Novartis and Amgen settle lawsuit over migraine medication

Novartis and Amgen, who have been at odds for years over a deal gone sour, have agreed to put down their weapons and move on.

The two companies have been in a legal battle since 2019, when Novartis sued Amgen, accusing Amgen of backing out of development agreements for the migraine drug Aimovig. Amgen responded quickly filing its own suit against Novartis, saying the Swiss pharma giant broke their deal by helping bring a potential competitor drug, by Alder BioPharmaceuticals, to market. In a recent SEC filing, Amgen said the parties were updating the terms of their Aimovig collaboration and settling their dueling lawsuits related to the deal.

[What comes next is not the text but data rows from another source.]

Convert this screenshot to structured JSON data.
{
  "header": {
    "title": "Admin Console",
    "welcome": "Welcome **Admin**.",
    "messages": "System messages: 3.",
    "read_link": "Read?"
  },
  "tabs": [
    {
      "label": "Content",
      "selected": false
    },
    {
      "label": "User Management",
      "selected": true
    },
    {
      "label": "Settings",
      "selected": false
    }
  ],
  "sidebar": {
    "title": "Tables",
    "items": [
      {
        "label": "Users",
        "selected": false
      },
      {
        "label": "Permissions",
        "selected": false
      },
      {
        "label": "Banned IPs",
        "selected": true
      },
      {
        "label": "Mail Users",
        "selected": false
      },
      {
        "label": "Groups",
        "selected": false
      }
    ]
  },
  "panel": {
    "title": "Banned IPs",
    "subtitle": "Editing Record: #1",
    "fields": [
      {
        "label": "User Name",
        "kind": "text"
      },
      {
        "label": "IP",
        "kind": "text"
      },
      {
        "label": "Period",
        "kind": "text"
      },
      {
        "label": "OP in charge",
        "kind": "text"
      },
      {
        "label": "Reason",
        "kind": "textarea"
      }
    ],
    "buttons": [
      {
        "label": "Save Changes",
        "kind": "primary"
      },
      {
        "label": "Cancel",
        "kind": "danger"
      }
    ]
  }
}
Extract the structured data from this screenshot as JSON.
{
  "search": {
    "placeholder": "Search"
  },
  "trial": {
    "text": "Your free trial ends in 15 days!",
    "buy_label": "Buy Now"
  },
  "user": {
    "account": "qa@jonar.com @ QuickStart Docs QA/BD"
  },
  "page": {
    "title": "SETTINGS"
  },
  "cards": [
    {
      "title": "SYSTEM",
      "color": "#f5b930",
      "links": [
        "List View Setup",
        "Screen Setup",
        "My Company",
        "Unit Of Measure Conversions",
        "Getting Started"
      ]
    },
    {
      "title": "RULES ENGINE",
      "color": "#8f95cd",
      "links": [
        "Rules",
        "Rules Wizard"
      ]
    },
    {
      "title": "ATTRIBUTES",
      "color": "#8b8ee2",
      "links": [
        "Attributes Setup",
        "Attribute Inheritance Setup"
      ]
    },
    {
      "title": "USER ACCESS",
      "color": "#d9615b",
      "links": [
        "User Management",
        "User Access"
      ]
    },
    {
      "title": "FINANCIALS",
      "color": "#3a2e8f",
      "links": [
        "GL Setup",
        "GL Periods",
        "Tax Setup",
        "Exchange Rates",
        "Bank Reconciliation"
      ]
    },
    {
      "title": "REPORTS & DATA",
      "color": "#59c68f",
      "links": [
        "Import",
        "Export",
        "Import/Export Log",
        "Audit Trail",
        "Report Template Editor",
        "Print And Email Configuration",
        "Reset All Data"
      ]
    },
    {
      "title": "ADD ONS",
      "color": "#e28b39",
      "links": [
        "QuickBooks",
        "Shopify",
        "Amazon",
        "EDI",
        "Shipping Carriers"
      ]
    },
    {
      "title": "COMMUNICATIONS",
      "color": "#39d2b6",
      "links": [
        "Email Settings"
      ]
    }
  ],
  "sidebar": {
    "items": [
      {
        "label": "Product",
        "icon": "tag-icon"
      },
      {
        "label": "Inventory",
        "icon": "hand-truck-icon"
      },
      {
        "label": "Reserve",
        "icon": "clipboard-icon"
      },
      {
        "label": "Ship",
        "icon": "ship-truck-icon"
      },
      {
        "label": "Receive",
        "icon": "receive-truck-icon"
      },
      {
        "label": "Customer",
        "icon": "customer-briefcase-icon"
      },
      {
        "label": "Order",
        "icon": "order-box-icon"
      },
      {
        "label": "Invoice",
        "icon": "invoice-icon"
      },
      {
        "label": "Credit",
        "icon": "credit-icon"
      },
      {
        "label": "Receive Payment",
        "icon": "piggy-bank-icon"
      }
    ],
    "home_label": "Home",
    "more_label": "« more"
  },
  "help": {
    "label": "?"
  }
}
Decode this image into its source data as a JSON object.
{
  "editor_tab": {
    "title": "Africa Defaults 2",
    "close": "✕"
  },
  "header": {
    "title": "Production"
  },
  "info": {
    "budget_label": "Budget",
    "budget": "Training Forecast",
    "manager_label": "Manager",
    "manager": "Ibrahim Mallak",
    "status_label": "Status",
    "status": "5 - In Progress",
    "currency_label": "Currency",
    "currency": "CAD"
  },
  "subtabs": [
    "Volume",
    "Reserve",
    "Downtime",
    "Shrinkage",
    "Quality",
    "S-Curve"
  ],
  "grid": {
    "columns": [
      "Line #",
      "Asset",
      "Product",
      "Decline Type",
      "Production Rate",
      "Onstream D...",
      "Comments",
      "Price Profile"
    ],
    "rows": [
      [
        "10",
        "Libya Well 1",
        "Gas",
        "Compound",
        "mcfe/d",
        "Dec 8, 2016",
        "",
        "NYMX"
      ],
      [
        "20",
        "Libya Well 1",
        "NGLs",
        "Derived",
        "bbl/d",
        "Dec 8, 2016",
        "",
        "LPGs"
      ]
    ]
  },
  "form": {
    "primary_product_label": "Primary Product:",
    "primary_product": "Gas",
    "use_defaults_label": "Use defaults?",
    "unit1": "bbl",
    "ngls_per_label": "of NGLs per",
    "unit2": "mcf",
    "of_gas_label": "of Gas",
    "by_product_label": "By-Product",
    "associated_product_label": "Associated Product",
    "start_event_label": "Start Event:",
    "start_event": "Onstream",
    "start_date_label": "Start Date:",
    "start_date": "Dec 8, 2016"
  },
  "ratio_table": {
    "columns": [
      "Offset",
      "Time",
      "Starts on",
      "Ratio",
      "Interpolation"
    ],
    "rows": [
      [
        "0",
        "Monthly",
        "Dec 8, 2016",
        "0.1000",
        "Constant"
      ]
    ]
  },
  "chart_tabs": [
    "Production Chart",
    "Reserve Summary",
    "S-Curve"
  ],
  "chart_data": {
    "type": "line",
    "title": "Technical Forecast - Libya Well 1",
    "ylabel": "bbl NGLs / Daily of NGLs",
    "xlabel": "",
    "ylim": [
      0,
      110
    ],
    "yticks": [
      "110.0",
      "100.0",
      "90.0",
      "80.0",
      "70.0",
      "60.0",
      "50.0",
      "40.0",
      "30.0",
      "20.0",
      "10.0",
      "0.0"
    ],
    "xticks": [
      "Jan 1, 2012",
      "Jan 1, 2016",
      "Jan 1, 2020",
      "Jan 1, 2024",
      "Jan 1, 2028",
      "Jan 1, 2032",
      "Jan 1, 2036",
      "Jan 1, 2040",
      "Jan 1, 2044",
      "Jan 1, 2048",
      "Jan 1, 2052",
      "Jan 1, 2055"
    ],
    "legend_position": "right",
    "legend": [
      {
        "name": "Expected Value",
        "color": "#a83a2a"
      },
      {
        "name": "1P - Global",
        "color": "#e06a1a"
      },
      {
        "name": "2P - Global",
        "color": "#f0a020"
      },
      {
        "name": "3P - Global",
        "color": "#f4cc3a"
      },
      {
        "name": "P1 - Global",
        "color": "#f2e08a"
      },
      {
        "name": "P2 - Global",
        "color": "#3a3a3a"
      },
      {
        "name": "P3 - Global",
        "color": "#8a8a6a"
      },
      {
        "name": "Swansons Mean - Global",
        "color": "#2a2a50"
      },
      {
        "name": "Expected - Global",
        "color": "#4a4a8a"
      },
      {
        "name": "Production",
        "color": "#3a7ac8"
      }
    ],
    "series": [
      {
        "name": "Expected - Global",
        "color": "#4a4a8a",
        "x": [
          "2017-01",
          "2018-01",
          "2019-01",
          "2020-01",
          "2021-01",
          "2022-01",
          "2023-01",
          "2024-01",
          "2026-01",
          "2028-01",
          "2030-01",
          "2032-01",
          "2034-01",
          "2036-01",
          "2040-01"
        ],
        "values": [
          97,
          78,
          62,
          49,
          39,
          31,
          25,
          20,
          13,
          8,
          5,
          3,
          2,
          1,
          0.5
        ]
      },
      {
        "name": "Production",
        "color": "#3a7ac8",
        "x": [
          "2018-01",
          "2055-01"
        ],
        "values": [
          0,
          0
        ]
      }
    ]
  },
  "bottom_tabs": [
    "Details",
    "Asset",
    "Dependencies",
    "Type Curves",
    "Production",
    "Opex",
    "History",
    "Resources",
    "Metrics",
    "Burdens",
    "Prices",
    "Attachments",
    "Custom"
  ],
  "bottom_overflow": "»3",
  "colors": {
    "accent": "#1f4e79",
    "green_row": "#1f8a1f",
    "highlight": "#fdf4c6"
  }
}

Aimovig is a monoclonal antibody that blocks activation of a migraine causing protein, called calcitonin gene-related peptide (CGRP). It was approved by the U.S. FDA in May 2018 for the prevention of migraine in adults and is administered via a monthly self-injection. At the time of approval, Aimovig was the first CGRP migraine prevention treatment authorized by the FDA.

Since Aimovig’s approval in 2018, several other drugs have been approved for prevention of migraine including Eli Lilly’s Emgality, Teva’s Ajovy and Lundbeck’s Vyepti.

Moving forward, Amgen will no longer pay royalties to Novartis on U.S. sales of the drug but will pay for the cost of commercializing the drug in the U.S. Novartis will have rights to commercialize Aimovig outside of the U.S. and Japan. The two companies will share development expenses worldwide.